Even through the plane window, Jordan’s capital Amman shows itself to be an arid land, nearly bereft of green.
Until 1918 it was part of the Ottoman Empire, and later fell under U.K. mandate before finally achieving independence in 1946 as a parliamentary monarchy.
But even after many of its neighbors were embroiled in the Arab spring at the beginning of the 2010s, it has long been seen as a relative pillar of stability in a troubled region.
As one walks down its streets, a feeling sets in not only of safety, but of journeying through history.
Home to archeological sites such as the millennia-old Citadel, perched on the city’s highest hill with a history dating back as far as the second millennium B.C., Amman immerses you in the charm and magic of the ancient world even as hotels, apartments, offices, and commercial outlets of its newer neighborhoods shine as proof of the country’s determination to develop.
Old meets new
Jordan’s largest city, Amman can be divided in two.
On the one hand, a modern metropolis with its modern structures and scenery strikes the onlooker, while on the other, the city sets forth the old world with cornered architecture and sandstone buildings looking much like matchboxes — a unique and authentic texture.
When one looks from a distance, it is the combination of East and West that quickly meets the eye.
Originally, the city was built on seven hills, with the most important sites in the city named after the slopes they lie on.
This is a city where stone plays the leading role, as your eyes long for green, though this is quickly forgotten as you delve into its distinctive beauty.
Street art: Rising trend
Street art has been thriving in Jordan’s capital, with many graffiti artists bringing vivid color to Amman’s gloomy walls.

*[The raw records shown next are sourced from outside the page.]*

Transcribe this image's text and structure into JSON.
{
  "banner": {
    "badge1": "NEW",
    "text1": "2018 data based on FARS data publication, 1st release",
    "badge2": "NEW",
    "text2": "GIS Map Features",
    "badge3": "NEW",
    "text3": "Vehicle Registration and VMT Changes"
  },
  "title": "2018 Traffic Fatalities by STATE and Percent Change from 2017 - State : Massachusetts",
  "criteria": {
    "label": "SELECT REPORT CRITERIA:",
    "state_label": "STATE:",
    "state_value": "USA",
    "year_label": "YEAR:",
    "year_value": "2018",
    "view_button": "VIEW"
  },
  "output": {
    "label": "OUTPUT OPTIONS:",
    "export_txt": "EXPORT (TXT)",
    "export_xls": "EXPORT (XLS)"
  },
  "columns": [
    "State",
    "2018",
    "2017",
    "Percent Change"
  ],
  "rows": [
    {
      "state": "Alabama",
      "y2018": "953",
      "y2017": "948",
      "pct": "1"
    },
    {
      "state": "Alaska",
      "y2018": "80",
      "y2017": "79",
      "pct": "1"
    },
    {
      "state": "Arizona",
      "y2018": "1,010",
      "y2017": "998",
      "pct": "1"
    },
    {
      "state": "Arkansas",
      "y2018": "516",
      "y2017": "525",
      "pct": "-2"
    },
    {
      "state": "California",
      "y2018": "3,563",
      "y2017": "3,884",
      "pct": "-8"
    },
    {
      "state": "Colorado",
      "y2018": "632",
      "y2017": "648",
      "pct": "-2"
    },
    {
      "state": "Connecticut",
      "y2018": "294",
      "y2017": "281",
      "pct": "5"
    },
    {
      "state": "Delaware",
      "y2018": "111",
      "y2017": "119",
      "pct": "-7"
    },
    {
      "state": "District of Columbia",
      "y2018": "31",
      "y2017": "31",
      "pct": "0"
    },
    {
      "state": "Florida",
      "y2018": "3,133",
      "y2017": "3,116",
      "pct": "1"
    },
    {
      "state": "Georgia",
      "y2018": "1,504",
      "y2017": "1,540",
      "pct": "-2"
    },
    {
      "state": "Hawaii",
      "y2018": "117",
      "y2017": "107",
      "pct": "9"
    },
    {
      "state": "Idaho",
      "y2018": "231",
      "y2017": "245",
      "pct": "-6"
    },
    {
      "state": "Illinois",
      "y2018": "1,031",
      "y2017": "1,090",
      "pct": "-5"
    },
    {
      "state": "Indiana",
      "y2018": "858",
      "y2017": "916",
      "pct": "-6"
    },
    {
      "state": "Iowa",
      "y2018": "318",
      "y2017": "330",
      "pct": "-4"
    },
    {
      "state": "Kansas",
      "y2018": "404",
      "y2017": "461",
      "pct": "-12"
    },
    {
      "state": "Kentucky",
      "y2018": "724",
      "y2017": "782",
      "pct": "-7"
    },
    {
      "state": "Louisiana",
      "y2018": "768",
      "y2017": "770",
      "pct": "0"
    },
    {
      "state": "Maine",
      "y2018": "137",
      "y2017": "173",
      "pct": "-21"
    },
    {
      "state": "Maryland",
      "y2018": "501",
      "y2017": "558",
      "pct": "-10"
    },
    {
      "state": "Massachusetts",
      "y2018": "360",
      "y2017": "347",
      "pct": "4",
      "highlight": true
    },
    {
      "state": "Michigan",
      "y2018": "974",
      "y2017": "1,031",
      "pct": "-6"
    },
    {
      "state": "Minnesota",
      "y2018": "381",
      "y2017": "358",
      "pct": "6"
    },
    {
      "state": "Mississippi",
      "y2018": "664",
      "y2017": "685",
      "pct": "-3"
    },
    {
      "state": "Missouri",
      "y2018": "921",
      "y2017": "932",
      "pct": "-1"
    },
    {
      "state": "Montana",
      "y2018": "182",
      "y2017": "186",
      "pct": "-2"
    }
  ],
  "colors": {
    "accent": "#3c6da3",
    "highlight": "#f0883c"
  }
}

The city has welcomed up-and-coming graffiti art around the city, its eastern and western parts festooned with animated expressions giving it a new, urban, identity.

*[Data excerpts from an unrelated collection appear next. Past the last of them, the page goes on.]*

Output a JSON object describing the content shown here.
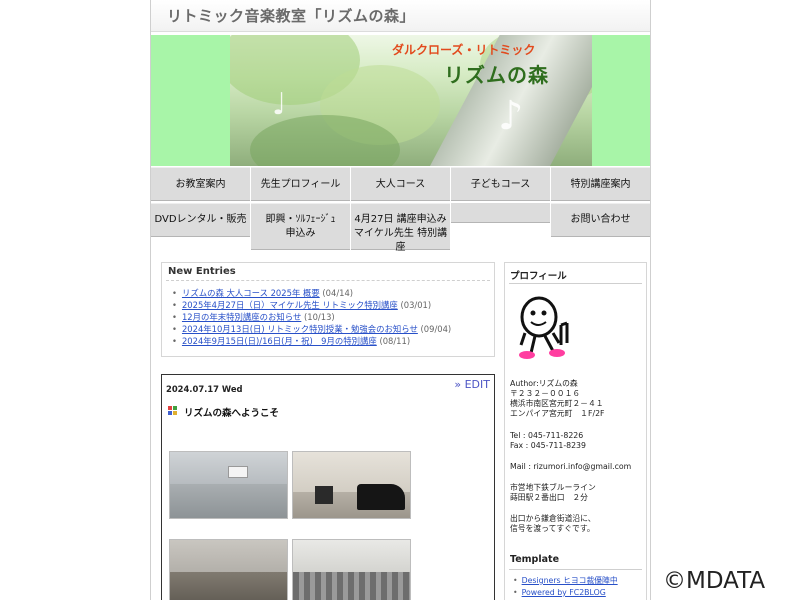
{
  "site": {
    "title": "リトミック音楽教室「リズムの森」"
  },
  "banner": {
    "subtitle": "ダルクローズ・リトミック",
    "name": "リズムの森"
  },
  "nav": {
    "row1": [
      "お教室案内",
      "先生プロフィール",
      "大人コース",
      "子どもコース",
      "特別講座案内"
    ],
    "dvd": "DVDレンタル・販売",
    "improv": [
      "即興・ｿﾙﾌｪｰｼﾞｭ",
      "申込み"
    ],
    "special": [
      "4月27日 講座申込み",
      "マイケル先生 特別講座"
    ],
    "contact": "お問い合わせ"
  },
  "entries": {
    "title": "New Entries",
    "items": [
      {
        "link": "リズムの森 大人コース 2025年 概要",
        "date": "(04/14)"
      },
      {
        "link": "2025年4月27日（日）マイケル先生 リトミック特別講座",
        "date": "(03/01)"
      },
      {
        "link": "12月の年末特別講座のお知らせ",
        "date": "(10/13)"
      },
      {
        "link": "2024年10月13日(日) リトミック特別授業・勉強会のお知らせ",
        "date": "(09/04)"
      },
      {
        "link": "2024年9月15日(日)/16日(月・祝)　9月の特別講座",
        "date": "(08/11)"
      }
    ]
  },
  "post": {
    "date": "2024.07.17 Wed",
    "edit": "» EDIT",
    "title": "リズムの森へようこそ"
  },
  "profile": {
    "title": "プロフィール",
    "address": "Author:リズムの森\n〒２３２－００１６\n横浜市南区宮元町２－４１\nエンパイア宮元町　１F/2F",
    "phone": "Tel : 045-711-8226\nFax : 045-711-8239",
    "mail": "Mail : rizumori.info@gmail.com",
    "access": "市営地下鉄ブルーライン\n蒔田駅２番出口　２分",
    "directions": "出口から鎌倉街道沿に、\n信号を渡ってすぐです。"
  },
  "template": {
    "title": "Template",
    "items": [
      "Designers ヒヨコ裁優陣中",
      "Powered by FC2BLOG"
    ]
  },
  "watermark": "©MDATA",
  "colors": {
    "banner_green": "#a8f5a8",
    "link": "#2850c8",
    "nav_gray": "#dcdcdc",
    "edit": "#4d55c5",
    "accent_red": "#e24a1d"
  }
}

One renowned Ammani artist, Suhaib Attar, characterized the motive behind his work as “anger management.”
But in this city, street art is not solely related to — peaceful — civil resistance and protest. Even municipal authorities have recognized it as an evolving means by which artists bring color to the city and express positive messages.
Amman street art is no longer a secretive venture and is now becoming common practice, even during daylight hours.

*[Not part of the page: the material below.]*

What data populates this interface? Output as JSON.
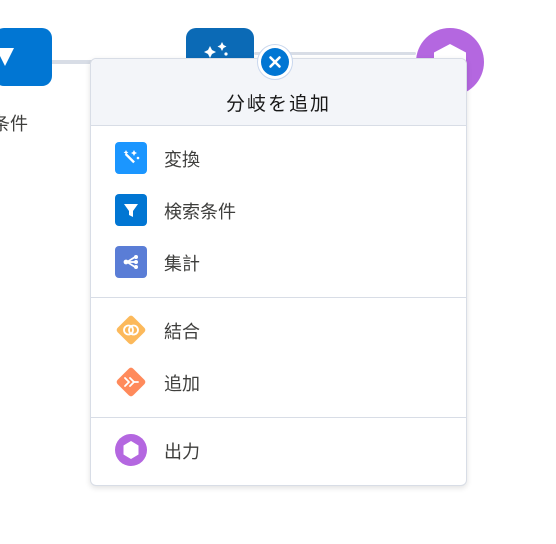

Indeed, it is being backed by the government as well as some NGOs, with many street art projects launched around the city to visualize especially the strong position of women in society.
No article on Amman is complete without mentioning the peaceful environment its inhabitants have created for Syrians fleeing conflict and strife.
Jordan is ranked the third-largest host of Syrian refugees today, after Turkey and Lebanon, with over one million Syrian citizens living in the country. Some 654,000 of these are refugees registered by the UNHCR, according to data from last November.
According to Farah Halasa, a resident of Amman, this represents a success, as the relationship between Jordanian citizens and Syrian refugees has been built on inclusiveness and tolerance.
With its foreign population hailing not only from Syria but also Iraq and Yemen, Jordan has received large numbers of refugees since 2011, making Syrian, Yemeni, and Libyan dialects quite common as one walks thestreets of Amman, one of the Arab world’s major cultural capitals.